Герасим Степанович положил руку на плечо юноши.

— Не горюй, мальчик! — сказал он с легким вздохом. — Значит, не судьба восстановить театр…

— Лучше бы мне остаться в неволе! — прошептала Кавери.

— Вздор! — сказал Лебедев строго. — Я рад, что ты выпорхнула из клетки. Боюсь только, что этот негодяй будет тебя преследовать.

— Нет, — сказала Кавери, — он уже не станет преследовать…

Лебедев вздрогнул:

— Что произошло, Сону? Уж не ты ли?

— К сожалению, нет, учитель.

— Это сделала я, — тихо сказала Кавери.

— Ты?.. Зачем? Разве нельзя было иначе?

— Я думаю, это справедливо. Это — возмездие!
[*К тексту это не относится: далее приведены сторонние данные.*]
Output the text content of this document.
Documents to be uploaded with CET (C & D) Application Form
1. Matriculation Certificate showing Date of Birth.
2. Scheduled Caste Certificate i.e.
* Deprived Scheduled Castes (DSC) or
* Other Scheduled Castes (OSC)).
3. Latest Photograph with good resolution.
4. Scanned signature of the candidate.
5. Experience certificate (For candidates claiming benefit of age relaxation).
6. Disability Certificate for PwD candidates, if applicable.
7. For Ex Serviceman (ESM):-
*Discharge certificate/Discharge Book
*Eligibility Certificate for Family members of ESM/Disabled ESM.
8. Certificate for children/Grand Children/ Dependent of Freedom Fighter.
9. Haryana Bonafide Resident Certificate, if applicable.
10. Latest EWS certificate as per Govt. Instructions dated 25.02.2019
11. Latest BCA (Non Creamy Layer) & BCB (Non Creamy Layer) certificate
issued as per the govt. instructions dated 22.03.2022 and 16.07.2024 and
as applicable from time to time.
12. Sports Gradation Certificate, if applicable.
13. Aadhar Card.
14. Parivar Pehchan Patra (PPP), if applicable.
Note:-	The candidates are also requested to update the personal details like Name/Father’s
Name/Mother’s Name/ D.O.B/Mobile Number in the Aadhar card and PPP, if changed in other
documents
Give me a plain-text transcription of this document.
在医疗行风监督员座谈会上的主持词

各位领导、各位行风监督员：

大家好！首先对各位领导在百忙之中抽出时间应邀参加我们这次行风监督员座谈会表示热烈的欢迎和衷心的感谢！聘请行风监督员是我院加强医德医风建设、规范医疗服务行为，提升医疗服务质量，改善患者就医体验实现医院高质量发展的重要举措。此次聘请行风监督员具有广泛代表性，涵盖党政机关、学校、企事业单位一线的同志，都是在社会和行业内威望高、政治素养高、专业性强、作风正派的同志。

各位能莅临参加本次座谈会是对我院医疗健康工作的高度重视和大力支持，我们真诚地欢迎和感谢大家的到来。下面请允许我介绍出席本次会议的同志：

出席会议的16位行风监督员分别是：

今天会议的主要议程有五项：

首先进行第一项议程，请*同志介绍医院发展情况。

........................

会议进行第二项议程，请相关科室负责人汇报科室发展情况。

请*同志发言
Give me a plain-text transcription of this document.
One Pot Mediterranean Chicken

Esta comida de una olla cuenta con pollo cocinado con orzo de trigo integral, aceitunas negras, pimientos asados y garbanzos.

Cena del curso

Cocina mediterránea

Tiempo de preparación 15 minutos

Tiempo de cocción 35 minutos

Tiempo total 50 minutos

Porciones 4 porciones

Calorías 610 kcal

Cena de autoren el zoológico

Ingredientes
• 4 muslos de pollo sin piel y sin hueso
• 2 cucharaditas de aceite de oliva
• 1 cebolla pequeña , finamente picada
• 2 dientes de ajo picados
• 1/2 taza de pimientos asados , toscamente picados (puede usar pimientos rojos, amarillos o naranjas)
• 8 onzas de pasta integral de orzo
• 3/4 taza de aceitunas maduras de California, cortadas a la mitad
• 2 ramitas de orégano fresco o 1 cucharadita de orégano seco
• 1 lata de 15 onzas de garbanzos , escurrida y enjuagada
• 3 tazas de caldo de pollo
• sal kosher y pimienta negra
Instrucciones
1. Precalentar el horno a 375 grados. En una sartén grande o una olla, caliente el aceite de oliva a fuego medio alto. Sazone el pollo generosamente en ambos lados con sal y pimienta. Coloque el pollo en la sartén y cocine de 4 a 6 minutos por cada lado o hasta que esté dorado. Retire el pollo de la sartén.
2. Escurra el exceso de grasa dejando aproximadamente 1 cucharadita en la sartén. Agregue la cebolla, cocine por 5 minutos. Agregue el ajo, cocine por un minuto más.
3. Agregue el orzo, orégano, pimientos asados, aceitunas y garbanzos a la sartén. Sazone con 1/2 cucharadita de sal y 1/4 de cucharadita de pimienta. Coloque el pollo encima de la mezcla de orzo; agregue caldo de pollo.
— Он был подлым человеком, — сказал Лебедев задумчиво, — не мне сожалеть о нем. Однако теперь вам нельзя здесь оставаться… Ни одному из вас!

Чанд предложил:

— Пойдем к Гопей Подару, он нас спрячет.

Герасим Степанович покачал головой:

— Это годится только на короткое время, на одну ночь, а потом нужно уехать далеко, чтобы вас не могли разыскать… О! — воскликнул он. — Я уже знаю! Отправляйтесь с моим письмом к Рам Мохан Рою, он живет в Бенаресе. А теперь торопитесь, полиция может явиться очень скоро!

* * *

Герасим Степанович отправился в контору стряпчего Тирелла Сэлби и дал ему поручение: найти человека, который пожелал бы приобрести театр.

— Это не составит большого труда! — воскликнул Сэлби. — Завтра он будет у вас.

Покупателем оказался не кто иной, как старый знакомый Лебедева мистер Томас Говард. Впрочем, он сообщил, что приобретает театр не для себя, а для своего брата, Марка Говарда, недавно прибывшего из Англии.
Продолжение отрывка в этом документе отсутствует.